コモディティ競争を抜け出し、推奨者・ファン顧客を獲得する手法

このように、顧客エピソードごとに見ていくと、どういったところに対処すればNPSが上がるのかが具体的に見えてきます。企業によって差が出るのは、そこからどのようなアクションを起こし、結果の実現まで至るかという点においてです。ベインが5年ほど前に行った調査によると、売上・利益成長につながる仕組みを構築し、継続しているという企業は9社に1社しかありませんでした。

NPSを活用できていない企業の悩みとして第一に挙がるのが、「批判者への対策はイメージしやすいが、推奨者・ファン顧客の増やし方が分からない」というものです。

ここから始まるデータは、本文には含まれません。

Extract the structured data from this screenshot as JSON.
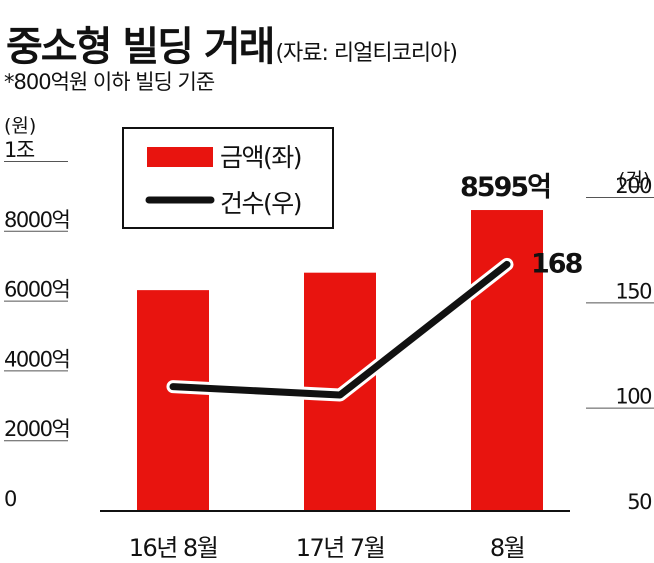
{
  "header": {
    "title": "중소형 빌딩 거래",
    "source": "(자료: 리얼티코리아)",
    "note": "*800억원 이하 빌딩 기준"
  },
  "colors": {
    "bar": "#e8140f",
    "line": "#111111",
    "grid": "#555555"
  },
  "chart_data": {
    "type": "bar",
    "categories": [
      "16년 8월",
      "17년 7월",
      "8월"
    ],
    "series": [
      {
        "name": "금액(좌)",
        "type": "bar",
        "axis": "left",
        "values": [
          6300,
          6800,
          8595
        ]
      },
      {
        "name": "건수(우)",
        "type": "line",
        "axis": "right",
        "values": [
          110,
          106,
          168
        ]
      }
    ],
    "left_axis": {
      "unit": "(원)",
      "range": [
        0,
        10000
      ],
      "ticks": [
        {
          "value": 0,
          "label": "0"
        },
        {
          "value": 2000,
          "label": "2000억"
        },
        {
          "value": 4000,
          "label": "4000억"
        },
        {
          "value": 6000,
          "label": "6000억"
        },
        {
          "value": 8000,
          "label": "8000억"
        },
        {
          "value": 10000,
          "label": "1조"
        }
      ]
    },
    "right_axis": {
      "unit": "(건)",
      "range": [
        50,
        200
      ],
      "ticks": [
        {
          "value": 50,
          "label": "50"
        },
        {
          "value": 100,
          "label": "100"
        },
        {
          "value": 150,
          "label": "150"
        },
        {
          "value": 200,
          "label": "200"
        }
      ]
    },
    "data_labels": [
      {
        "series": 0,
        "index": 2,
        "text": "8595억"
      },
      {
        "series": 1,
        "index": 2,
        "text": "168"
      }
    ],
    "legend_position": "top-left",
    "grid": false
  }
}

それを考えるために弊社で提案しているのが「顧客がほしいと思う価値要素」の分析です。図表12はマズローの欲求段階説を拡張したもので、いちばん下が機能的価値です。モノやサービスが期待された機能や効果を発揮するかどうか、という部分です。その次にくるのが感情的価値です。モノやサービスを使って癒されたり満足感を得たりする段階です。さらにその次が人生を変える価値です。モチベーションや希望がわくといったことにつながるモノやサービスということです。そして一番上にくるのが社会的なインパクトです。

顧客がほしいと思う30の価値要素

ここに特定された価値要素を数多く満たすことにより、NPSが大きく伸びることが過去の実証でわかっています。ただ、サブスクリプションビジネスと従来型ビジネスでは、顕著な違いがあります。生鮮配送サービスと従来型小売を比べた場合、スーパーは「安い(コスト削減)」「品揃えがいい(バラエティ)」「いいものである(品質)」といったところ、つまり機能的要素が最も需要ですが、生鮮配送の場合は、もう一段上の感情的要素、たとえば「健康」「自分へのご褒美」「本物感」といったものが大事になってきます。言い換えると、こうした要素がそろっていれば推奨者が生まれやすい。動画配信や家計簿アプリの場合は、さらに上位の「自己実現」や「モチベーション」といった価値も重視されているということがわかりました。